The complete sequence and comparative analysis of ape sex chromosomes

Bibliographic Collection: 
Publication Type: Journal Article
Authors: Makova, Kateryna D.; Pickett, Brandon D.; Harris, Robert S.; Hartley, Gabrielle A.; Cechova, Monika; Pal, Karol; Nurk, Sergey; Yoo, DongAhn; Li, Qiuhui; Hebbar, Prajna; McGrath, Barbara C.; Antonacci, Francesca; Aubel, Margaux; Biddanda, Arjun; Borchers, Matthew; Bornberg-Bauer, Erich; Bouffard, Gerard G.; Brooks, Shelise Y.; Carbone, Lucia; Carrel, Laura; Carroll, Andrew; Chang, Pi-Chuan; Chin, Chen-Shan; Cook, Daniel E.; Craig, Sarah J. C.; de Gennaro, Luciana; Diekhans, Mark; Dutra, Amalia; Garcia, Gage H.; Grady, Patrick G. S.; Green, Richard E.; Haddad, Diana; Hallast, Pille; Harvey, William T.; Hickey, Glenn; Hillis, David A.; Hoyt, Savannah J.; Jeong, Hyeonsoo; Kamali, Kaivan; Pond, Sergei L. Kosakovsky; LaPolice, Troy M.; Lee, Charles; Lewis, Alexandra P.; Loh, Yong-Hwee E.; Masterson, Patrick; McGarvey, Kelly M.; McCoy, Rajiv C.; Medvedev, Paul; Miga, Karen H.; Munson, Katherine M.; Pak, Evgenia; Paten, Benedict; Pinto, Brendan J.; Potapova, Tamara; Rhie, Arang; Rocha, Joana L.; Ryabov, Fedor; Ryder, Oliver A.; Sacco, Samuel; Shafin, Kishwar; Shepelev, Valery A.; Slon, Viviane; Solar, Steven J.; Storer, Jessica M.; Sudmant, Peter H.; Sweetalana; Sweeten, Alex; Tassia, Michael G.; Thibaud-Nissen, Françoise; Ventura, Mario; Wilson, Melissa A.; Young, Alice C.; Zeng, Huiqing; Zhang, Xinru; Szpiech, Zachary A.; Huber, Christian D.; Gerton, Jennifer L.; Yi, Soojin V.; Schatz, Michael C.; Alexandrov, Ivan A.; Koren, Sergey; O’Neill, Rachel J.; Eichler, Evan E.; Phillippy, Adam M.
Year of Publication: 2024
Journal: Nature
Date Published: 2024/05/29
Publication Language: eng
ISBN Number: 1476-4687

Apes possess two sex chromosomes—the male-specific Y chromosome and the X chromosome, which is present in both males and females.

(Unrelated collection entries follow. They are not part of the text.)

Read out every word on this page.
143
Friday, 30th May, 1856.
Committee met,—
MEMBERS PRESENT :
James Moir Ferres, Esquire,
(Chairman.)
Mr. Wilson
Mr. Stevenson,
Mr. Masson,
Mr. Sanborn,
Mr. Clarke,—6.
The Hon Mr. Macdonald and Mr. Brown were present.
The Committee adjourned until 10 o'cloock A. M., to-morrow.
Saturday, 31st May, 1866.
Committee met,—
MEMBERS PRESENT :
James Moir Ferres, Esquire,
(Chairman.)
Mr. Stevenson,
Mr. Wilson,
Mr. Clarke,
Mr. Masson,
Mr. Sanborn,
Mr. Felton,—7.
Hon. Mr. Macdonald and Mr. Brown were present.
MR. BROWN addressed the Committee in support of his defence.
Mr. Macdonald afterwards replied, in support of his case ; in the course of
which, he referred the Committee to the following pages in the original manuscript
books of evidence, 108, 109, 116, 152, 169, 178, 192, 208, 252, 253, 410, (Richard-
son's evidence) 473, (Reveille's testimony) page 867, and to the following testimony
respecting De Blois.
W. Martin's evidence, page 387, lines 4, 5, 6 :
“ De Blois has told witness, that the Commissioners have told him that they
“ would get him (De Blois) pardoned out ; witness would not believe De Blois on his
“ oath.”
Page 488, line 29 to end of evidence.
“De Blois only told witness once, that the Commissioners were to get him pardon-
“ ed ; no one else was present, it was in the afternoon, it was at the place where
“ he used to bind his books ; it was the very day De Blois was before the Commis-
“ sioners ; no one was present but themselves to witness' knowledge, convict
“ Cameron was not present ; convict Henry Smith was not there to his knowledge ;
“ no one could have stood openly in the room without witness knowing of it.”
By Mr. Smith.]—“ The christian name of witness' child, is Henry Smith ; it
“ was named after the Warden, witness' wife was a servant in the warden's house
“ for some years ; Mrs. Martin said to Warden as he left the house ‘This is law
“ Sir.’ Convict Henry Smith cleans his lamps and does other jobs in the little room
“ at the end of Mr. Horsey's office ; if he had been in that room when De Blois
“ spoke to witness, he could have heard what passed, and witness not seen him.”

The Y chromosome is crucial for male reproduction, with deletions being linked to infertility1. The X chromosome is vital for reproduction and cognition2. Variation in mating patterns and brain function among apes suggests corresponding differences in their sex chromosomes. However, owing to their repetitive nature and incomplete reference assemblies, ape sex chromosomes have been challenging to study. Here, using the methodology developed for the telomere-to-telomere (T2T) human genome, we produced gapless assemblies of the X and Y chromosomes for five great apes (bonobo (Pan paniscus), chimpanzee (Pan troglodytes), western lowland gorilla (Gorilla gorilla gorilla), Bornean orangutan (Pongo pygmaeus) and Sumatran orangutan (Pongo abelii)) and a lesser ape (the siamang gibbon (Symphalangus syndactylus)), and untangled the intricacies of their evolution. Compared with the X chromosomes, the ape Y chromosomes vary greatly in size and have low alignability and high levels of structural rearrangements—owing to the accumulation of lineage-specific ampliconic regions, palindromes, transposable elements and satellites. Many Y chromosome genes expand in multi-copy families and some evolve under purifying selection. Thus, the Y chromosome exhibits dynamic evolution, whereas the X chromosome is more stable. Mapping short-read sequencing data to these assemblies revealed diversity and selection patterns on sex chromosomes of more than 100 individual great apes. These reference assemblies are expected to inform human evolution and conservation genetics of non-human apes, all of which are endangered species.